Research in biology and medicine has been greatly transformed in the last decade, specially by the generation, processing and analysis of large datasets. Part of this transformation is the result of large DNA sequencing projects – such as the Human Genome Project - and, more recently, the improvement in high-throughput sequencing technologies. A decisive factor in this transformation however, was the evolution if computational power and the development of new fields such as bioinformatics (or Computational Biology), which integrate computational sciences with biological areas. Presently there are countless groups working on bioinformatics and ours is one of them. The Bioinformatics Group at the IEP-HSL was created recently and our main goal is to produce high-quality research in the field of bioinformatics, biology and medicine.


Research interests

     Specifically, we focus on Genomics (Genomics), transcriptomics, and generating computational webtools, all of it applied mainly to cancer research. We currently have projects in all of these lines, which comprehend mostly: I) the study of simple and complex structural variations in normal and tumor genomes; ii) the study of post-transcriptional events; iii) the study of differentially expressed genes, related or not to pathological states; iv) the development of computational tools related to analysis of non coding genes. Below you can find a more detailed description of some of our projects:


1 - Study of simple and complex variations in normal and pathological genomes.

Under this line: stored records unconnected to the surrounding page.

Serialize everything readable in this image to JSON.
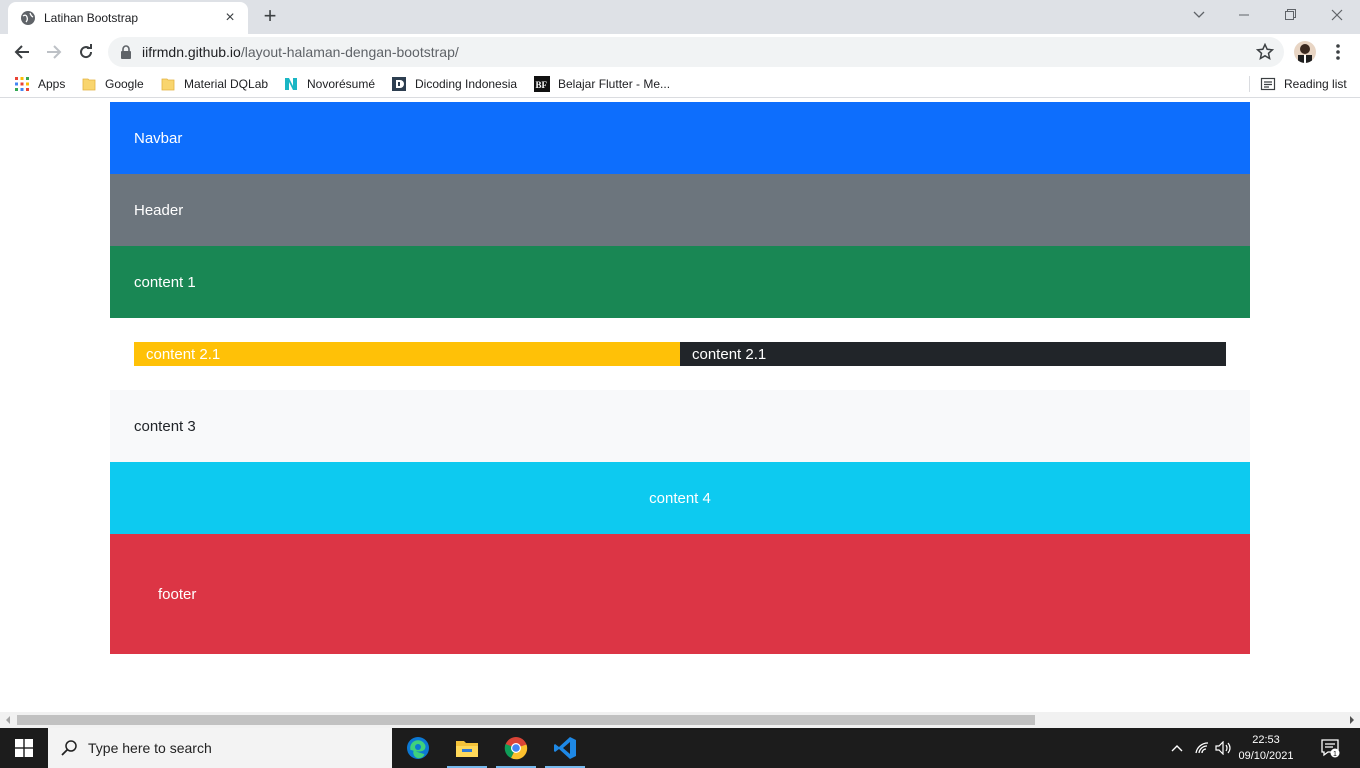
{
  "browser": {
    "tab_title": "Latihan Bootstrap",
    "url_host": "iifrmdn.github.io",
    "url_path": "/layout-halaman-dengan-bootstrap/",
    "bookmarks": [
      {
        "label": "Apps",
        "icon": "apps-grid-icon"
      },
      {
        "label": "Google",
        "icon": "folder-icon"
      },
      {
        "label": "Material DQLab",
        "icon": "folder-icon"
      },
      {
        "label": "Novorésumé",
        "icon": "novoresume-icon"
      },
      {
        "label": "Dicoding Indonesia",
        "icon": "dicoding-icon"
      },
      {
        "label": "Belajar Flutter - Me...",
        "icon": "bf-icon"
      }
    ],
    "reading_list": "Reading list"
  },
  "page": {
    "navbar": "Navbar",
    "header": "Header",
    "content1": "content 1",
    "content2_left": "content 2.1",
    "content2_right": "content 2.1",
    "content3": "content 3",
    "content4": "content 4",
    "footer": "footer"
  },
  "colors": {
    "navbar": "#0d6efd",
    "header": "#6c757d",
    "content1": "#198754",
    "content2_left": "#ffc107",
    "content2_right": "#212529",
    "content3": "#f8f9fa",
    "content4": "#0dcaf0",
    "footer": "#dc3545"
  },
  "taskbar": {
    "search_placeholder": "Type here to search",
    "time": "22:53",
    "date": "09/10/2021",
    "notification_count": "1"
  }
}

     Genomic variations occur in every living being and are considered by many as the basis for natural selection. These variations account for the differences between individuals of the same species (in average we present 0.1% of genomic difference with relation to any other human being for example). These variations however, are also responsible for the development or a predisposition (weak or strong) to some diseases. Somatic mutations in specific genes and chromosomal rearrangements give origin to most cases of human cancers. The field of Oncobiology is going through a revolution due to low sequencing costs and a high-throughput generation of data. Our group is interested in the study of variations, both simple and complex, in normal genomes and pathological states, especially cancer. Thus, we use computational tools and large scale DNA sequencing focused on relevant biological questions.

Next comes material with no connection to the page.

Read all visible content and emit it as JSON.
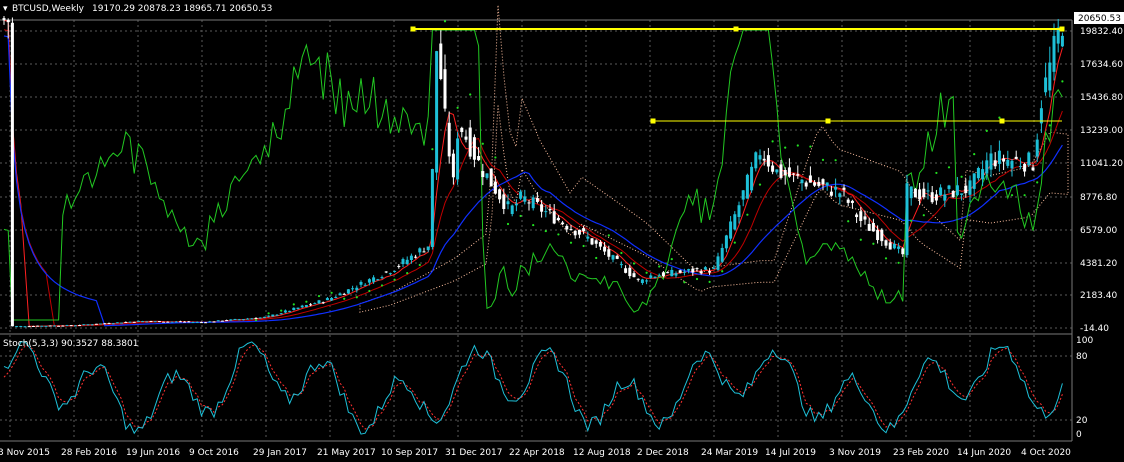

2 - Study of post-transcriptional events.


     Part of the complexity of our species is consequence of the processing of RNAs that occurs after gene transcription. Alternative splicing , for example occurs in ~95% of human multi-exonic genes. Another frequent phenomenon, called alternative polyadenylation , occurs in ~50% of our species coding genes. These processes are not exclusive to Homo sapiens (they are present in nearly all eukaryotes) and occur in a different manner in different tissues and pathological states. We now know that alternative splicing is involved in 15% of our genetic diseases and that alternative polyadenylation can be related to different types of tumors. These phenomena have been systematically explored since the beginning of genomic studies (especially the human genome) and benefit from the current technologies for sequencing, analysis and functional studies in large scale. Our group is also very interested in the study of alternative splicing and polyadenylation in the different tissues and in different types of tumor, for example.


3 - Study of differentially expressed genes in physiological or pathological states.

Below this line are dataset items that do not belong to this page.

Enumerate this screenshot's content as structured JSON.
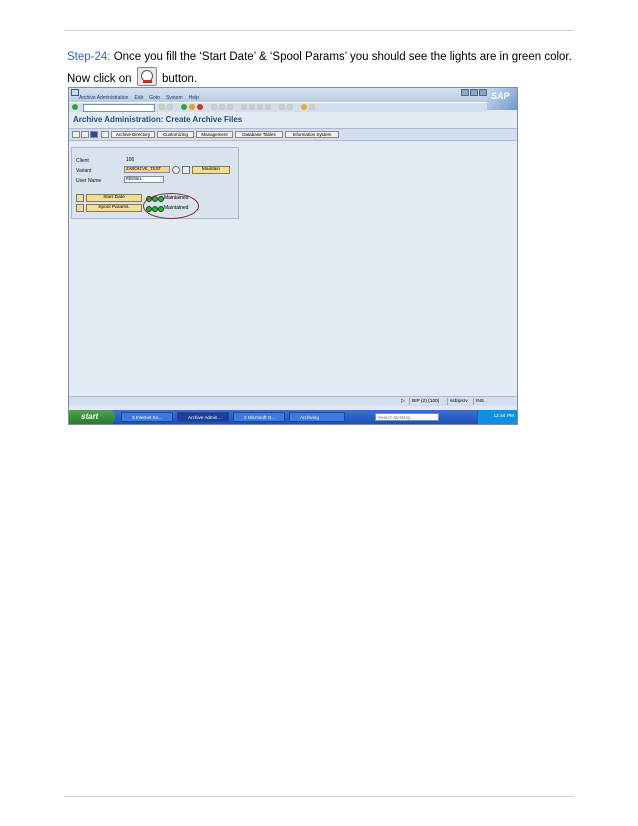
{
  "step": {
    "label": "Step-24:",
    "text_before": "Once you fill the ‘Start Date’ & ‘Spool Params’ you should see the lights are in green color. Now click on",
    "text_after": "button.",
    "icon": "execute-clock-icon"
  },
  "sap": {
    "menu": [
      "Archive Administration",
      "Edit",
      "Goto",
      "System",
      "Help"
    ],
    "logo": "SAP",
    "title": "Archive Administration: Create Archive Files",
    "app_buttons": [
      "Archive Directory",
      "Customizing",
      "Management",
      "Database Tables",
      "Information System"
    ],
    "client_label": "Client",
    "client_value": "100",
    "variant_label": "Variant",
    "variant_value": "ZARCHIVE_TEST",
    "maintain_label": "Maintain",
    "username_label": "User Name",
    "username_value": "REENUL",
    "start_date_label": "Start Date",
    "spool_label": "Spool Params.",
    "status_1": "Maintained",
    "status_2": "Maintained",
    "statusbar": {
      "system": "BIP (2) (100)",
      "server": "ssbipsrv",
      "mode": "INS"
    },
    "taskbar": {
      "start": "start",
      "tasks": [
        "3 Internet Ex...",
        "Archive Admin...",
        "2 Microsoft O...",
        "Archiving"
      ],
      "search_placeholder": "Search Desktop",
      "time": "12:44 PM"
    }
  },
  "colors": {
    "accent": "#2f63b8",
    "title": "#1f4e8a",
    "lights": "#3ea83e",
    "ellipse": "#8b2a2a"
  }
}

     The control of gene expression is essential to all organisms, development stages and normal physiological conditions. This is partly consequence if the differential gene expression present amongst different cell types, tissues and organs in a multi-cellular organism. However, deregulation of this fine control is related to diverse pathologies, including cancer. Tumor cells have, in general, distinct gene expression profiles than their counterpart normal tissues. Potentially, these genes can be used to classify tumors in subtypes, predict some of its characteristics (aggressiveness and invasion capacity, for example) and disease evolution. Our group is interested in the study of differential gene expression in tumors (especially colon, rectal and breast tumors). We are also interested in the study of differentially expressed genes in developmental stages, tissues and distinct organs.


4 - Development of computational tools related to miRNA analysis.


     miRNAs are short molecules, 22nt in average, that bind to target regions (usually 3'UTR) of coding mRNAs and initiate mechanisms of translational repression and/or mRNA decay. There are ~1500 miRNA genes already identified in the human genome and it is stipulated that these miRNAs have as target over ~60% of our protein coding genes. We also know that many of these miRNAs are located in the introns of coding genes (>50%) and that this may have important functional implications. Our group is greatly interested in exploring and developing tools to study genomics, transcriptomics and integrate diverse information related to miRNAs, especially intragenic miRNAs (see miRIAD).


     In all our work we rely on a computational environment based on Linux, using many programming languages (Perl, Python, PHP, R and Shell Script) and interaction with MySQL database. All data we produce and all our applications/programs/scripts are under a GPL license.



     The Bioinformatics Group at the IEP – HSL aims to systematically integrate computation and biology with the purpose of exploring relevant scientific questions and generating basic and applied knowledge in the fields of bioinformatics, biology and medicine.